Cobb County Government

October - December 2017
Director’s Notes
Steve McCullers
Steve McCullers
Water System Director

I’d like to take this opportunity to explain the reasoning behind the recently adopted FY18 County budget and how this action fits within a long-term strategy to ensure that we maintain the excellent level of service to which we are all dedicated. Instead, I’ll try to share what I know about the approved budget and how adjustments during the fiscal year may come about.

The FY18 General Fund operating budget, approved by the Board of Commissioners on September 22, includes about $403.3 million dollars in expenses (this does not include Water System costs since we cover those out of our revenues) as compared with $383.6 M for FY17. This is an increase of $19.7 M. It should be noted that the FY18 budget does not include funding for two line items that were in the FY17 budget – raises for staff and funding for charitable organizations in Cobb. In addition, also unfunded, are operating costs for the new Sewell Mill Library.

Regrettably, revenues from fees and taxes, which would normally be expected to cover expenses, are projected to be about the same in FY18 as they were in FY17. Considering the property reassessments and growth in the County over the past year, this seems surprising. Unfortunately, the expected increase in property tax revenues will be offset by a significant drop in ad valorem taxes, primarily because car taxes are now paid upon purchase rather than annually with tag fees. It’s important to note, because of the County’s Homestead Exemption, a reassessment of owner-occupied housing does not result in an increase in General Fund tax payments (but the Board of Education part of your tax bill, which accounts for about two thirds of the total bill, will go up). What all of this means is that our projected FY18 recurring revenues (from fees and taxes) are about $19.7 M short of our projected expenses.

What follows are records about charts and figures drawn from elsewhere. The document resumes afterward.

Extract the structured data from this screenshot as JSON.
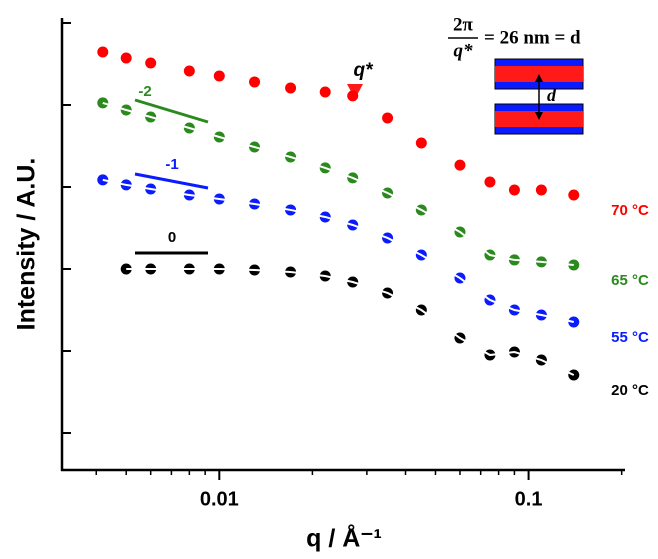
{
  "chart_data": {
    "type": "scatter",
    "xlabel": "q / Å⁻¹",
    "ylabel": "Intensity / A.U.",
    "xscale": "log",
    "yscale": "log",
    "xlim": [
      0.0031,
      0.205
    ],
    "ylim": [
      0.354,
      115000
    ],
    "xticks": [
      0.01,
      0.1
    ],
    "xminorticks": [
      0.004,
      0.005,
      0.006,
      0.007,
      0.008,
      0.009,
      0.02,
      0.03,
      0.04,
      0.05,
      0.06,
      0.07,
      0.08,
      0.09,
      0.2
    ],
    "yticks": [
      1,
      10,
      100,
      1000,
      10000,
      100000
    ],
    "ytick_labels": false,
    "x": [
      0.0042,
      0.005,
      0.006,
      0.008,
      0.01,
      0.013,
      0.017,
      0.022,
      0.027,
      0.035,
      0.045,
      0.06,
      0.075,
      0.09,
      0.11,
      0.14
    ],
    "series": [
      {
        "name": "70 °C",
        "color": "#ff0000",
        "fit": false,
        "values": [
          44300,
          37400,
          32500,
          26000,
          22600,
          19100,
          16100,
          14400,
          12900,
          6940,
          3440,
          1850,
          1150,
          919,
          919,
          798
        ]
      },
      {
        "name": "65 °C",
        "color": "#2a8a1e",
        "fit": true,
        "values": [
          10600,
          8690,
          7140,
          5240,
          4070,
          3070,
          2320,
          1710,
          1290,
          845,
          525,
          283,
          148,
          129,
          122,
          112
        ]
      },
      {
        "name": "55 °C",
        "color": "#0a1cff",
        "fit": true,
        "values": [
          1220,
          1060,
          946,
          798,
          714,
          621,
          525,
          431,
          344,
          239,
          148,
          77.6,
          41.9,
          31.6,
          27.5,
          22.6
        ]
      },
      {
        "name": "20 °C",
        "color": "#000000",
        "fit": true,
        "values": [
          null,
          100,
          100,
          100,
          100,
          97.2,
          91.9,
          82.2,
          69.4,
          51.0,
          31.6,
          14.4,
          8.93,
          9.72,
          7.76,
          5.1
        ]
      }
    ],
    "slope_labels": [
      {
        "text": "-2",
        "color": "#2a8a1e"
      },
      {
        "text": "-1",
        "color": "#0a1cff"
      },
      {
        "text": "0",
        "color": "#000000"
      }
    ],
    "peak_label": "q*",
    "inset": {
      "numerator": "2π",
      "denominator": "q*",
      "rhs": "= 26 nm = d",
      "spacing_label": "d"
    }
  }
}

In order to make up this shortfall, the BOC has decided to use “one-time monies”. These are funds that come from sources that don’t recur annually (taxes and fees) and are generally used to address short-term budget shortfalls. In order to augment FY18 revenues sufficiently to offset the $19.7 M shortfall, the BOC proposes to use $10.4 M from funds set aside previously for implementation of the pay/class study (this actually matches the cost in FY18 of the raises given through the study); $5.8 M from funds set aside from the unusually high car taxes received in the few years after the related law changed – the BOC recognized that we would get a short term windfall and set aside some of that for future use; and $3.5 M from an economic recovery fund that was established as we came out of the recession to assist if the economy took another significant downturn.

The strategy at the moment is to allow additional requests to the budget to be considered case by case by the BOC during the year. Currently, requests expected are the restoration of funding for charitable organizations, operating costs for the Sewell Mill Library, and funding for additional employee compensation (most likely to take the form of a one percent cost of living raise for those who got no increase from the pay/class implementation). These items may be considered when and if additional funds become available (through increased revenue from fees or similar) or may be covered by the limited amount of onetime monies available. Alternatively, since the FY18 budget is based on the assumption that the millage rate adopted a couple of months ago for FY17 will remain in place for FY18, any approved increases in expenses during FY18 could be offset by a change in the millage rate for FY18 when it is finally adopted next July. (This may seem backwards, but the BOC creates a budget for any fiscal year prior to its beginning on October 1, spends money all year, formally sets the millage rate for the year in July after most of the money has been spent, and then collects the taxes in October that are used to pay for the costs incurred in the year preceding.)

It appears that the County will be able to get through FY18 using the approach outlined above; however, because most available one-time monies are being used to balance the FY18 budget, it appears to me that a sizable millage increase for FY19 will be required if we as a County are to continue to provide an exceptional level of service. I’ll keep you posted.